Ottobre 1628, ottobre 2023:
395 anni sono passati dalla prima “grazia” elargita dalla Madonna di Fontanellato proprio a un fidentino.
Il “primo miracolo” si verificò, appunto, nell’ottobre 1628 quando un certo Gian Pietro Ugolotti di Borgo San Donnino, l’attuale Fidenza, di anni 65, colpito da febbre maligna continua, raccomandatosi alla Santissima Vergine di Fontanellato, ottenne immediata guarigione.
Il prodigio, rappresentato anche in un grande quadro votivo, venne riconosciuto come autentico dal Vescovo di Parma, e riportato poi insieme con altre grazie che i Padri Domenicani cominciarono a scrivere in appositi libri, su testimonianza dei devoti graziati.
Un po’ di storia.
San Domenico, originario della Spagna del sud, nel 1216 fondava l’Ordine dei Frati Predicatori, chiamati in seguito Domenicani.

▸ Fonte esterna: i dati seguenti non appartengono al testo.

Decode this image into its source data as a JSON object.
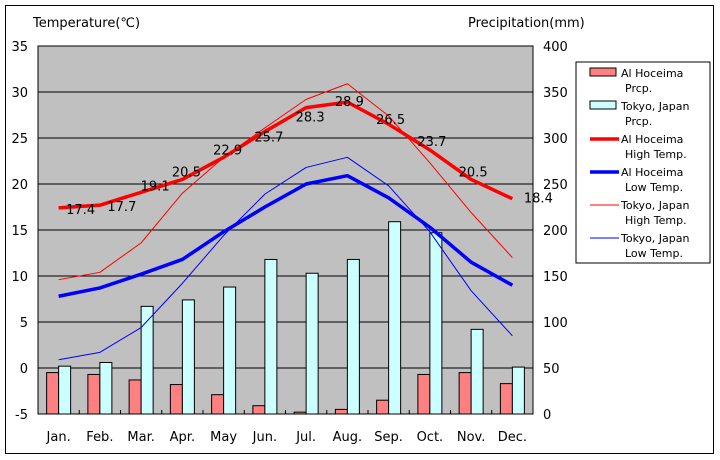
{
  "chart_data": {
    "type": "bar+line",
    "left_axis_title": "Temperature(℃)",
    "right_axis_title": "Precipitation(mm)",
    "categories": [
      "Jan.",
      "Feb.",
      "Mar.",
      "Apr.",
      "May",
      "Jun.",
      "Jul.",
      "Aug.",
      "Sep.",
      "Oct.",
      "Nov.",
      "Dec."
    ],
    "temp_ylim": [
      -5,
      35
    ],
    "temp_ticks": [
      "35",
      "30",
      "25",
      "20",
      "15",
      "10",
      "5",
      "0",
      "-5"
    ],
    "precip_ylim": [
      0,
      400
    ],
    "precip_ticks": [
      "400",
      "350",
      "300",
      "250",
      "200",
      "150",
      "100",
      "50",
      "0"
    ],
    "grid": true,
    "legend_position": "right",
    "bar_series": [
      {
        "name": "Al Hoceima Prcp.",
        "legend_lines": [
          "Al Hoceima",
          "Prcp."
        ],
        "color": "#ff8080",
        "axis": "right",
        "values": [
          45,
          43,
          37,
          32,
          21,
          9,
          2,
          5,
          15,
          43,
          45,
          33
        ]
      },
      {
        "name": "Tokyo, Japan Prcp.",
        "legend_lines": [
          "Tokyo, Japan",
          "Prcp."
        ],
        "color": "#ccffff",
        "axis": "right",
        "values": [
          52,
          56,
          117,
          124,
          138,
          168,
          153,
          168,
          209,
          197,
          92,
          51
        ]
      }
    ],
    "line_series": [
      {
        "name": "Al Hoceima High Temp.",
        "legend_lines": [
          "Al Hoceima",
          "High Temp."
        ],
        "color": "#ff0000",
        "width": "thick",
        "axis": "left",
        "values": [
          17.4,
          17.7,
          19.1,
          20.5,
          22.9,
          25.7,
          28.3,
          28.9,
          26.5,
          23.7,
          20.5,
          18.4
        ],
        "data_labels": [
          "17.4",
          "17.7",
          "19.1",
          "20.5",
          "22.9",
          "25.7",
          "28.3",
          "28.9",
          "26.5",
          "23.7",
          "20.5",
          "18.4"
        ]
      },
      {
        "name": "Al Hoceima Low Temp.",
        "legend_lines": [
          "Al Hoceima",
          "Low Temp."
        ],
        "color": "#0000ff",
        "width": "thick",
        "axis": "left",
        "values": [
          7.8,
          8.7,
          10.2,
          11.8,
          14.8,
          17.5,
          20.0,
          20.9,
          18.5,
          15.3,
          11.5,
          9.0
        ]
      },
      {
        "name": "Tokyo, Japan High Temp.",
        "legend_lines": [
          "Tokyo, Japan",
          "High Temp."
        ],
        "color": "#ff0000",
        "width": "thin",
        "axis": "left",
        "values": [
          9.6,
          10.4,
          13.6,
          19.0,
          22.9,
          26.1,
          29.2,
          30.9,
          27.4,
          22.3,
          16.9,
          12.0
        ]
      },
      {
        "name": "Tokyo, Japan Low Temp.",
        "legend_lines": [
          "Tokyo, Japan",
          "Low Temp."
        ],
        "color": "#0000ff",
        "width": "thin",
        "axis": "left",
        "values": [
          0.9,
          1.7,
          4.4,
          9.2,
          14.4,
          18.9,
          21.8,
          22.9,
          19.8,
          14.8,
          8.4,
          3.5
        ]
      }
    ]
  }
}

Si dice che due anni prima gli era apparsa la Madonna dalla quale aveva ricevuto un rosario come strumento per l’aiuto dei cristiani contro le eresie.
I religiosi vennero a Fontanellato nel 1512 su invito della contessa Veronica da Correggio, vedova da un anno di Giacomo Antonio Sanvitale.
Come si legge nei documenti di fondazione, essi vennero per pregare, celebrare le S. Messe, ascoltare le confessioni, evangelizzare il popolo, assistere spiritualmente gli ammalati che si trovavano nelle case sparse nelle campagne: in tal modo avrebbero procurato la “salus animarum”, la salvezza delle anime intesa dal Santo Fondatore.
Ebbero in dono un antico Oratorio dedicato a San Giuseppe - del 1397 - vicino alla Rocca, e il terreno su cui fabbricare il convento.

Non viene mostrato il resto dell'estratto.